GenesisNemesis
Let's Go Dark Brandon!
- Joined
- Jul 24, 2006
- Messages
- 3,909
- Location
- California
- Basic Beliefs
- Secular Humanist, Scientific Skepticism, Strong Atheism
Calling it a "disease" or a symptom would be based on entirely subjective notions of how society should be structured, so I would have to say it's an effect. Religion is an entirely normal aspect of the human condition, so I'm not sure how it would be a "disease" or "symptom" of anything. We didn't evolve to be critical thinkers. We evolved as a social species and religion is an outgrowth of that. That's not to say religion doesn't cause any harm- I just don't agree with the idea that it's a "disease" or a "symptom".
Nonsense.
Religion is a bad epistemology. Every religion teaches that it is virtuous to accept conclusions on insufficient evidence. Obviously, they do this in order to make the "flock" more willing to accept their absurd claims, but the problem is that their followers then go out and apply this same bad epistemology to other aspects of their lives.

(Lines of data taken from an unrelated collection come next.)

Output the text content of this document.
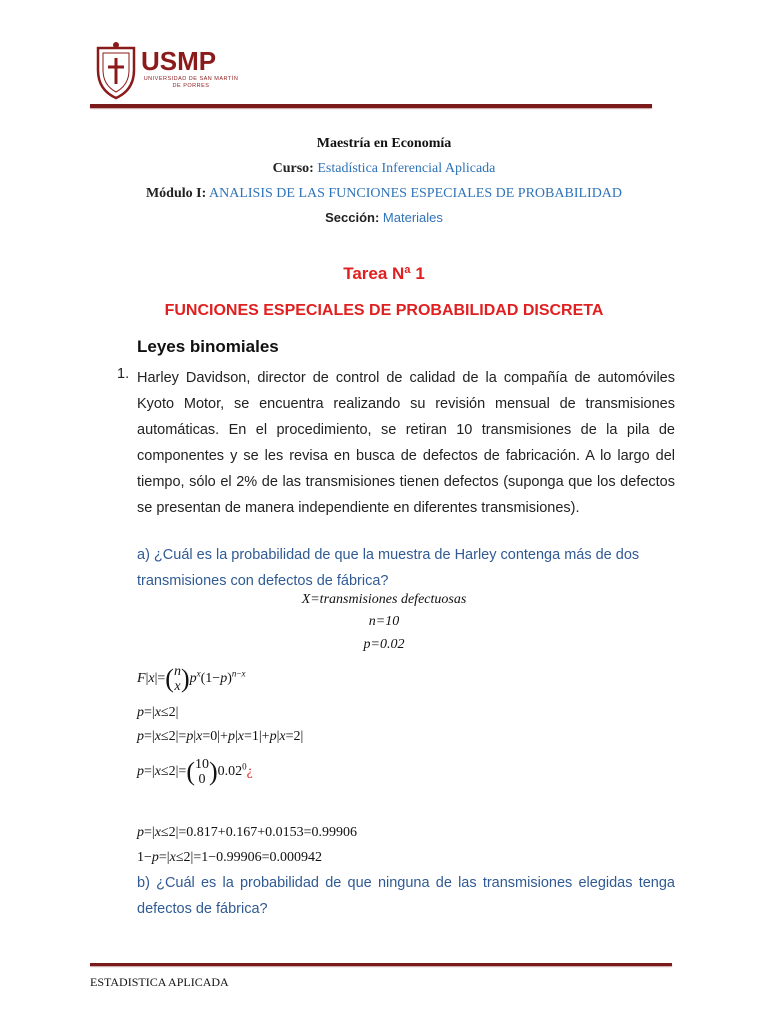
USMP
UNIVERSIDAD DE SAN MARTÍN DE PORRES
Maestría en Economía
Curso: Estadística Inferencial Aplicada
Módulo I: ANALISIS DE LAS FUNCIONES ESPECIALES DE PROBABILIDAD
Sección: Materiales
Tarea Nª 1
FUNCIONES ESPECIALES DE PROBABILIDAD DISCRETA
Leyes binomiales
1. Harley Davidson, director de control de calidad de la compañía de automóviles Kyoto Motor, se encuentra realizando su revisión mensual de transmisiones automáticas. En el procedimiento, se retiran 10 transmisiones de la pila de componentes y se les revisa en busca de defectos de fabricación. A lo largo del tiempo, sólo el 2% de las transmisiones tienen defectos (suponga que los defectos se presentan de manera independiente en diferentes transmisiones).
a) ¿Cuál es la probabilidad de que la muestra de Harley contenga más de dos transmisiones con defectos de fábrica?
X=transmisiones defectuosas
n=10
p=0.02
F|x|=(n
$x)p^x(1-p)^{n-x}$
p=|x≤2|
p=|x≤2|=p|x=0|+p|x=1|+p|x=2|
p=|x≤2|=(10
0 )0.02$^0$¿
p=|x≤2|=0.817+0.167+0.0153=0.99906
1−p=|x≤2|=1−0.99906=0.000942
b) ¿Cuál es la probabilidad de que ninguna de las transmisiones elegidas tenga defectos de fábrica?
ESTADISTICA APLICADA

That's why the results of theism seem so haphazard: extremely helpful one moment, extremely harmful the next, and merely eccentric the moment after that. The followers are essentially arriving at totally random conclusions about things because they are very mistaken about why things are true.
While declaring faith to be a virtue produces bad decisions in other areas of one's life, the very nature of faith makes it extremely difficult to convince someone they have made a bad decision.
So religion does indeed do harm, but religion itself is not the cause of the harm, the bad epistemology is.
How does this make religion a "disease"?